Seriously, guys.  Put out a 'Help Wanted' sign or something!

Torchwood; Miracle Day, that's what.  And as much as I love nu-Who, and enjoyed the first two seasons of Torchwood, I can't say I'm at all excited by this.  It's set in America, focused primarily on two CIA operatives at first, meaning 'Torchwood' is something of a guest in its own show.  Not that there's much 'Torchwood' left; the series progressively killed off its characters and refused to introduce new ones, then blew up Torchwood's base and had Jack leave Earth entirely in Children of Earth.  It's hardly Torchwood anymore, now it's 'The Gwen and Jack show', at best, and between the lack of characters I still care about and the promise of more of the same I didn't like the first time around, it'll be morbid curiousity that draws me to Miracle Day.  I mean sure, it could be good; maybe, in spite of vowing to stick with arc-super-heavy miniseries', Davies will manage to inject some of the fun and energy of those first two years, and possibly get around to introducing a new bloody regular or three while he's at it.  It's not impossible, after all.

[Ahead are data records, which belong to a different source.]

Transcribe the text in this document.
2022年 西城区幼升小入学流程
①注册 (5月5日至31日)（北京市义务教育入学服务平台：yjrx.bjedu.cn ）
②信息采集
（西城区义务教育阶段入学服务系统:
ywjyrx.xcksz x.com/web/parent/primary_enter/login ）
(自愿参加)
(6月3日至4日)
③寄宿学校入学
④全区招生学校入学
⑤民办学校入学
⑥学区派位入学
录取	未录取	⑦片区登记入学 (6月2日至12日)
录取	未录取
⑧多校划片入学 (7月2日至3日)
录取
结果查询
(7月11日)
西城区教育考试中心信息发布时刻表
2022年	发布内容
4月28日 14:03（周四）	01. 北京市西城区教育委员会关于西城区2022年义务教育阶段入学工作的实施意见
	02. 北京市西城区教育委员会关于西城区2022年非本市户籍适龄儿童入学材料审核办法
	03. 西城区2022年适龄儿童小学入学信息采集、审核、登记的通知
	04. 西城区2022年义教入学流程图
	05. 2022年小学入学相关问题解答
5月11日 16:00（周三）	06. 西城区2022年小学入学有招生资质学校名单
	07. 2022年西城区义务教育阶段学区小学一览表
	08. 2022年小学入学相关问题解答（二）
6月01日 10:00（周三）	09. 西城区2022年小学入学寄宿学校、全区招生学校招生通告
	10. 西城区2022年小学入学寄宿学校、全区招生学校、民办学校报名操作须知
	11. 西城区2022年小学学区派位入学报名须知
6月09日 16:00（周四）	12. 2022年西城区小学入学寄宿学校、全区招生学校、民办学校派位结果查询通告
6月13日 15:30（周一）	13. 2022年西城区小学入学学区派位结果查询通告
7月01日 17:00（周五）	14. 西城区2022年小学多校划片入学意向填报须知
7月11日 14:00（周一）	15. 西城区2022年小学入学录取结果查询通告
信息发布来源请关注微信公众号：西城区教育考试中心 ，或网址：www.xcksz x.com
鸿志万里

Though it may well take a miracle...


The Stars, Our (Eventual) Destination

The Economist has a rather interesting question up on its website at the moment; 'Is this the end of the space age?'  It's a reasonable question to ask, given NASA's retiring of its space shuttle fleet, with the last launch scheduled for just a few days from now, July 8th.  Governments, caught in the grip of a perfect storm of weak economic performance, high levels of public debt and a widespread conservative culture that views tax increases as fundamentally unacceptable, just don't have the capital necessary to go boldly, to un-split that popular infinitive. 

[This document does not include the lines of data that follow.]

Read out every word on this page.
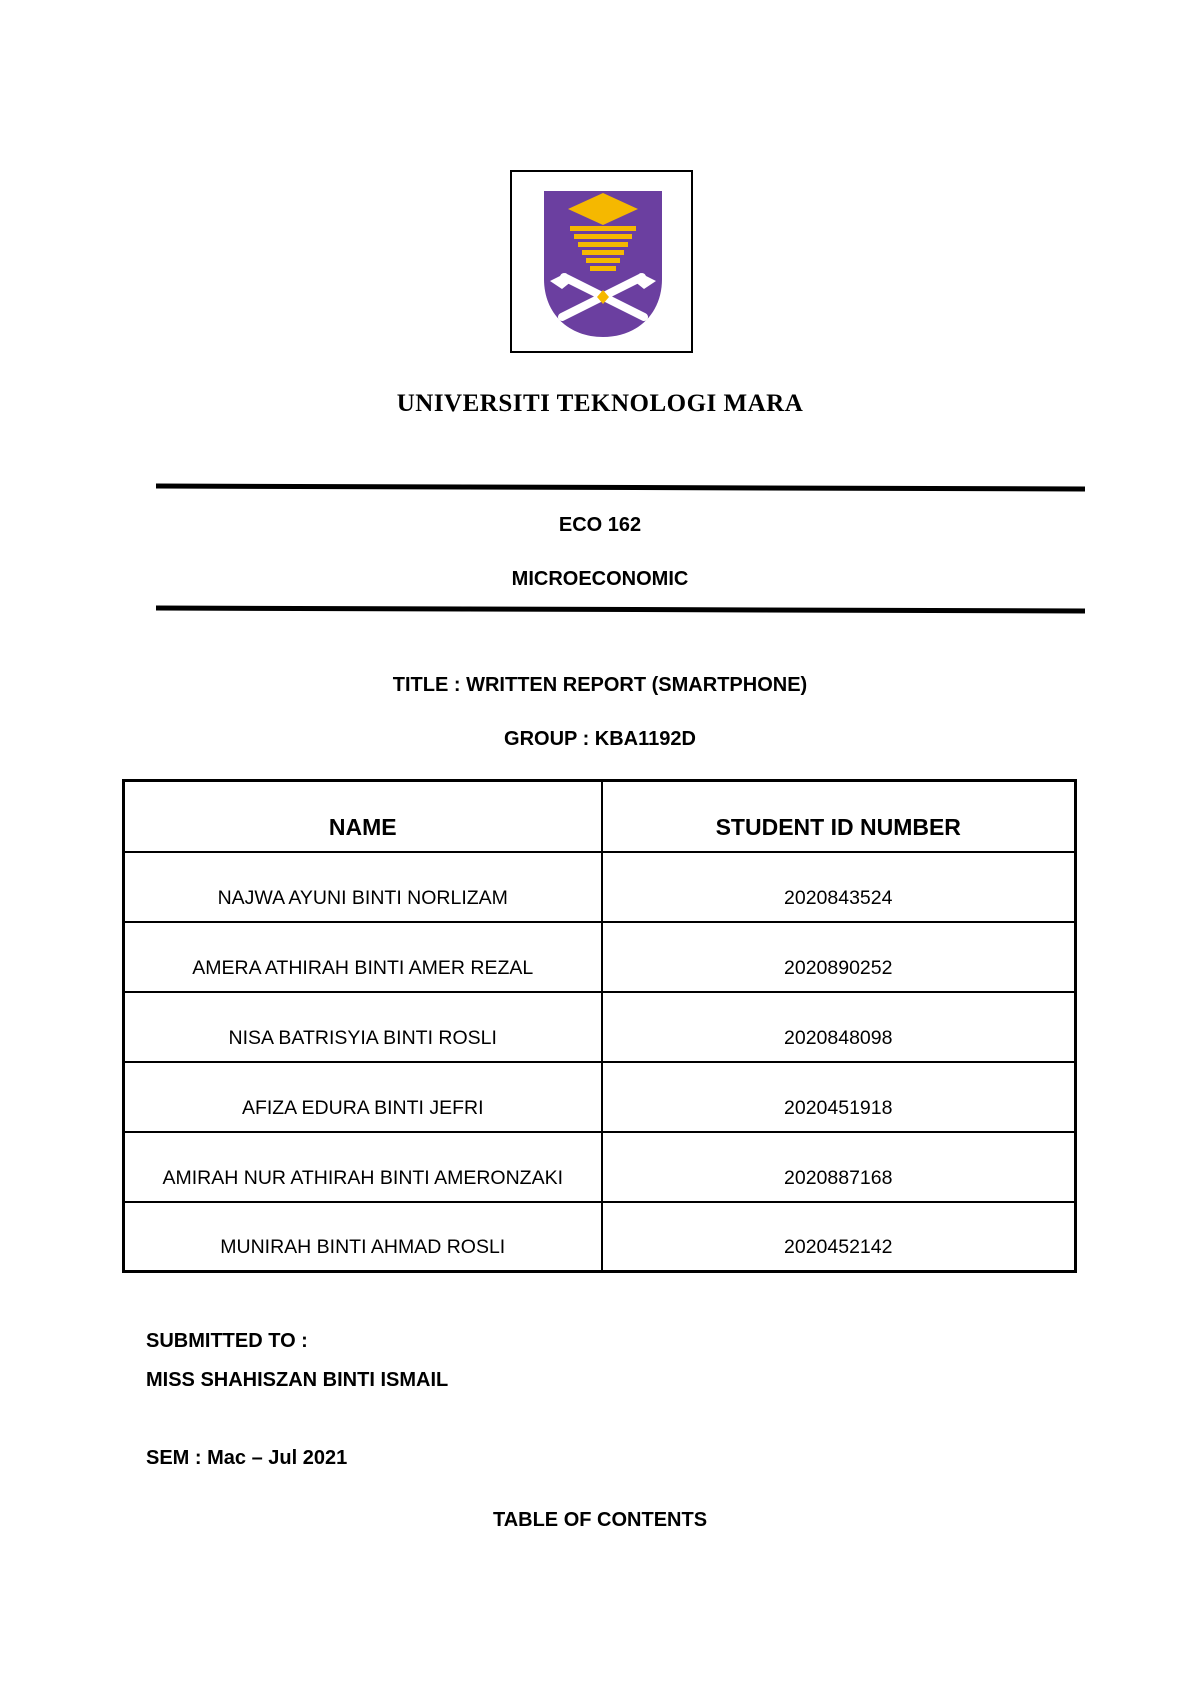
UNIVERSITI TEKNOLOGI MARA
ECO 162
MICROECONOMIC
TITLE : WRITTEN REPORT (SMARTPHONE)
GROUP : KBA1192D
NAME	STUDENT ID NUMBER
NAJWA AYUNI BINTI NORLIZAM	2020843524
AMERA ATHIRAH BINTI AMER REZAL	2020890252
NISA BATRISYIA BINTI ROSLI	2020848098
AFIZA EDURA BINTI JEFRI	2020451918
AMIRAH NUR ATHIRAH BINTI AMERONZAKI	2020887168
MUNIRAH BINTI AHMAD ROSLI	2020452142
SUBMITTED TO :
MISS SHAHISZAN BINTI ISMAIL
SEM : Mac – Jul 2021
TABLE OF CONTENTS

But does that mean the end of the Space Age?  If so, it would be a sad little age indeed, like asking if the Age of Sail was over before the first ship had crossed the Atlantic, or if the Computer Age was over before the bugs had been worked out of Windows 3.1.  But the difference between the Space Age and those other ages is that they showed a steady trend towards continuation.  There was no reason to assume the Age of Sail would end, because there was little evidence that the opportunities, and more importantly the rewards, of that technological revolution had yet been fully exploited.  With the Space Age, however, there are plenty of people who think that space exploration is at best abstracted science, and at worst just a waste of money that could be better spent elsewhere.

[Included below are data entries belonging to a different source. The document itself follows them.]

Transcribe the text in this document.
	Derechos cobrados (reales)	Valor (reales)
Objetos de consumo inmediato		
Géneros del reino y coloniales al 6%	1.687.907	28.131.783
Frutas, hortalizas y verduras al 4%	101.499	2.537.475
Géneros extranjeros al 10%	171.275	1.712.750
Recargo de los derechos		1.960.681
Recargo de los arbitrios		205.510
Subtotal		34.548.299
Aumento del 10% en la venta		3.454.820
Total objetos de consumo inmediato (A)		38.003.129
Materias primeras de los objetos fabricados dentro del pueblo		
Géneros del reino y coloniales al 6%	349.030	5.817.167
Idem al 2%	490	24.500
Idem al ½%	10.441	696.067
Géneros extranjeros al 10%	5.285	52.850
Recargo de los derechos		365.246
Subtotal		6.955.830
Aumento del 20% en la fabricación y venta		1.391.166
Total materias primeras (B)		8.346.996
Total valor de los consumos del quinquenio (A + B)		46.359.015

But I'm not ready to throw in the towel just yet.  It's true that manned space exploration is no longer the driving force behind our ventures beyond the atmosphere, but that doesn't mean the Space Age itself is dead.  In a world increasingly dependent on satellites to maintain the web of connections that make every aspect of advanced Western-style society possible, the ability to launch space vehicles will continue to be a necessity; the ability won't be lost, merely redirected.  And so long as our ability exists, the potential that was the real draw of the so-called Space Age, which occupied the same spans as the Computer and Information Ages and had far less of a noticeable impact on those living through them, remains.  Perhaps governments will once more find the vision, and the funding, to venture into space.  Or perhaps corporate interests will find something in the void that calls to them; that, frankly, would be what is truly necessary to launch a meaningful Space Age.  It may be that we move outwards in only the tiniest and most incremental of steps, from the ISS to the Moon to Mars over the span of too many decades for those dreaming of setting foot on the soil of another world, but there is no compelling reason not to go to space, eventually.  And humanity has a history of doing anything there isn't a compelling reason not to do, sooner or later, and a fair few number of things there is a compelling reason not to do.

So no, I won't throw in my towel just yet.  I may still get the chance to thumb a ride on a passing starship, and if I'd already thrown my towel away, well, what kind of hitchhiker would I be?